Доктору Антонио, как почтительно называли бразильские политики, даже мнившие себя прогрессистами, португальского диктатора Антонио де Оливейру Салазара, они лизали сапоги. Первым, кто отказался от этого исторически сложившегося, но от того не менее унизительного занятия, кто сделал внешнюю политику нашей страны более или менее независимой, был Жанио Куадрос.
Вена, 1956
Мой старый друг, композитор и активист парагвайской компартии Хосе Асонсьён Флорес72 пролетом в Москву оказался в Вене, где я тогда жил: он хотел есть и — женщину, о чем объявил с порога. В Москву же он направлялся по приглашению советских товарищей, благосклонно отнесшихся к его творчеству и к его политической деятельности.
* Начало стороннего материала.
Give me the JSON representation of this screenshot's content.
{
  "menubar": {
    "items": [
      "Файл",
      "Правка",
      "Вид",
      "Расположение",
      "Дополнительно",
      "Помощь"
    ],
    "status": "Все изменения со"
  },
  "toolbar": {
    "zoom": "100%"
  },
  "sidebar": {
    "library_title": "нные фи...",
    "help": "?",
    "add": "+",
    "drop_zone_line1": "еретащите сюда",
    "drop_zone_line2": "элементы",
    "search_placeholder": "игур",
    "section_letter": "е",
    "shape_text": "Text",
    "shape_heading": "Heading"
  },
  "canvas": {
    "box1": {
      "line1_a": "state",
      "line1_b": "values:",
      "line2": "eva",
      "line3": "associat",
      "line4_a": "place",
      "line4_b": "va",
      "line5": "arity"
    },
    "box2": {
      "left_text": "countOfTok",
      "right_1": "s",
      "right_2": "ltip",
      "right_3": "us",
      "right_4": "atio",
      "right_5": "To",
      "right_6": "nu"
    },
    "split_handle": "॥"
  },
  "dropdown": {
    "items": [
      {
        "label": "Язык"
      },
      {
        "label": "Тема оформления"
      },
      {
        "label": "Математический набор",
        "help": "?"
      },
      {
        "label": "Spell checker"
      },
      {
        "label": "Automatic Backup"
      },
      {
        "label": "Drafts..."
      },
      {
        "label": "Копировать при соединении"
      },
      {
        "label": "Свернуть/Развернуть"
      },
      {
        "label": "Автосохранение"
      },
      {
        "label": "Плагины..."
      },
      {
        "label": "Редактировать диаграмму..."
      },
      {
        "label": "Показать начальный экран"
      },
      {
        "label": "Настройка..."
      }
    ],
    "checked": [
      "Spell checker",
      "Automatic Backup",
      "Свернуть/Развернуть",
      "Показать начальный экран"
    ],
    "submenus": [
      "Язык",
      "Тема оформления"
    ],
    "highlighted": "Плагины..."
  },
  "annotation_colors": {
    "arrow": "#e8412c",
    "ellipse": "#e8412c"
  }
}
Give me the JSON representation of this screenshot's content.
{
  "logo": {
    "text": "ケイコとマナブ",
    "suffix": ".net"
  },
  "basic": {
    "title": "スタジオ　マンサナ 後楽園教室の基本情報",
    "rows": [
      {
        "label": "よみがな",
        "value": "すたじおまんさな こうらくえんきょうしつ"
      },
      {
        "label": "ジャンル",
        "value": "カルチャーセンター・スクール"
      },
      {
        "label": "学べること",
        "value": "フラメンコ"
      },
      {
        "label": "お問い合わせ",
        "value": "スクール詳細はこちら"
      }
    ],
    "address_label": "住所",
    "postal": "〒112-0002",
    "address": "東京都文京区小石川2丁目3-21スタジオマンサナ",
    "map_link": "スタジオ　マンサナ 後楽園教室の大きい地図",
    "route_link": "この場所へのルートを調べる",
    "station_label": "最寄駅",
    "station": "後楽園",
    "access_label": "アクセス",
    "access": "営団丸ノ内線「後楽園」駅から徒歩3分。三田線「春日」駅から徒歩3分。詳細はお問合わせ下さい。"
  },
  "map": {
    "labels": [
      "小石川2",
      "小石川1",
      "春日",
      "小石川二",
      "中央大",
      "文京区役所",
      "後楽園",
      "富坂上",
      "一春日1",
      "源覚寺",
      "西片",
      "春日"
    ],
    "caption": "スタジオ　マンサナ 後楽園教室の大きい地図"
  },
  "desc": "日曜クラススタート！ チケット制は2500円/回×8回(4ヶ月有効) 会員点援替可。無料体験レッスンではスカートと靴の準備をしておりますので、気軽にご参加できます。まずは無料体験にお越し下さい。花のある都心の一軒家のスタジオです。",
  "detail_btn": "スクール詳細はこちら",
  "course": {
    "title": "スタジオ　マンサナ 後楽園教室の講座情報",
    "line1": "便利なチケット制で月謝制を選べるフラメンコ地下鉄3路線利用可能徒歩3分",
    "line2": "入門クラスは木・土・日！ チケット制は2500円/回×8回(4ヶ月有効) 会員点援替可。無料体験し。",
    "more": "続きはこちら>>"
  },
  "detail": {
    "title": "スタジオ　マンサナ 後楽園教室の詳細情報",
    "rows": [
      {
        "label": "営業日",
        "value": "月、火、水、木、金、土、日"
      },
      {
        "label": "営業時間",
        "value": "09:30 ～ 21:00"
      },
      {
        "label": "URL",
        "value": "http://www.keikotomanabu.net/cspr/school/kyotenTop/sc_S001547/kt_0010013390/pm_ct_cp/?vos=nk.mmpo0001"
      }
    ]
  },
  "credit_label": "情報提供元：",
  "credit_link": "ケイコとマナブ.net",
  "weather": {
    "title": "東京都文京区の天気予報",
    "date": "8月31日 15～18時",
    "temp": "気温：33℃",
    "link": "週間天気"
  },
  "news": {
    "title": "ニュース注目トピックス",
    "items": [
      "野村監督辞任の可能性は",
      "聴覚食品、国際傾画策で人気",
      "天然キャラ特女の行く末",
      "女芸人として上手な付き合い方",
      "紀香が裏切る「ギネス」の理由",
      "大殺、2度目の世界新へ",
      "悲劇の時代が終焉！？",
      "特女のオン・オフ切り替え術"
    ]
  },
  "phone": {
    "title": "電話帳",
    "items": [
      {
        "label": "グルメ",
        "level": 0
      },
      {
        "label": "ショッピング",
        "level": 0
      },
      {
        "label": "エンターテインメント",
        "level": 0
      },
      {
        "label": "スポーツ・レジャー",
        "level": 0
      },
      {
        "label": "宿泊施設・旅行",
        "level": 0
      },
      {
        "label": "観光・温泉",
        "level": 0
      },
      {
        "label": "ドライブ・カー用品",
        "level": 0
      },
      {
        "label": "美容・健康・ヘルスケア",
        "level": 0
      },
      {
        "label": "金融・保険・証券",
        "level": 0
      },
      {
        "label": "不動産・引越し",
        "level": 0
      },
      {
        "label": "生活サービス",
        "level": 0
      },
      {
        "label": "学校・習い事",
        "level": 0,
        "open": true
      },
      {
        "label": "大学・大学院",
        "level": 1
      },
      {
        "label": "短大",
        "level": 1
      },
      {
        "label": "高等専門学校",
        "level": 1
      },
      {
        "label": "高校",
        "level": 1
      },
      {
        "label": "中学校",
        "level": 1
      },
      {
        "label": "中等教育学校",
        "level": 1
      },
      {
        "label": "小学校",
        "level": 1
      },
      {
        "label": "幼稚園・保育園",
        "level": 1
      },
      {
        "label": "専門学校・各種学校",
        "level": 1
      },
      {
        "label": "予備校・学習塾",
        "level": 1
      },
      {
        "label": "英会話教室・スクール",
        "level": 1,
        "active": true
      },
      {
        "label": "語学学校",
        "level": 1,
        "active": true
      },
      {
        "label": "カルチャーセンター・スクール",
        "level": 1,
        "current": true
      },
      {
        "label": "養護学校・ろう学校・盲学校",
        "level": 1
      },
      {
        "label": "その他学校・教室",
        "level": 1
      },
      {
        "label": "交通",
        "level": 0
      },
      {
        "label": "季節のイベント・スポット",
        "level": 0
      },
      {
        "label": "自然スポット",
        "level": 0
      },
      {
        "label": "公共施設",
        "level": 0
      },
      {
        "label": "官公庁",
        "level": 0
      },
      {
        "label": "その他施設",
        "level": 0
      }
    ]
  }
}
Они выправили ему все документы, прислали билет на самолет Буэнос-Айрес—Лондон—Вена—Москва, а больше у него для межконтинентального вояжа ничего с собой и не было: композитор был беден, как настоящий индеец гуарани, чья нищета вошла в поговорку, а те жалкие песо, что вручил ему перед отлетом товарищ Эльвио Ромеро73, он истратил прямо в Буэнос-Айресе на какие-то конфеты, бутерброды и фрукты, поскольку был обжорой и сластеной. Его ничуть не смущало, что в кармане — ни гроша: он приглашен Союзом композиторов СССР, а это страна могущественная и богатая, стоит ему лишь ступить на ее территорию, и он ни в чем не будет знать отказа и недостатка. Как видим, Хосе Асонсьён Флорес доверял первому в мире государству рабочих и крестьян беспредельно.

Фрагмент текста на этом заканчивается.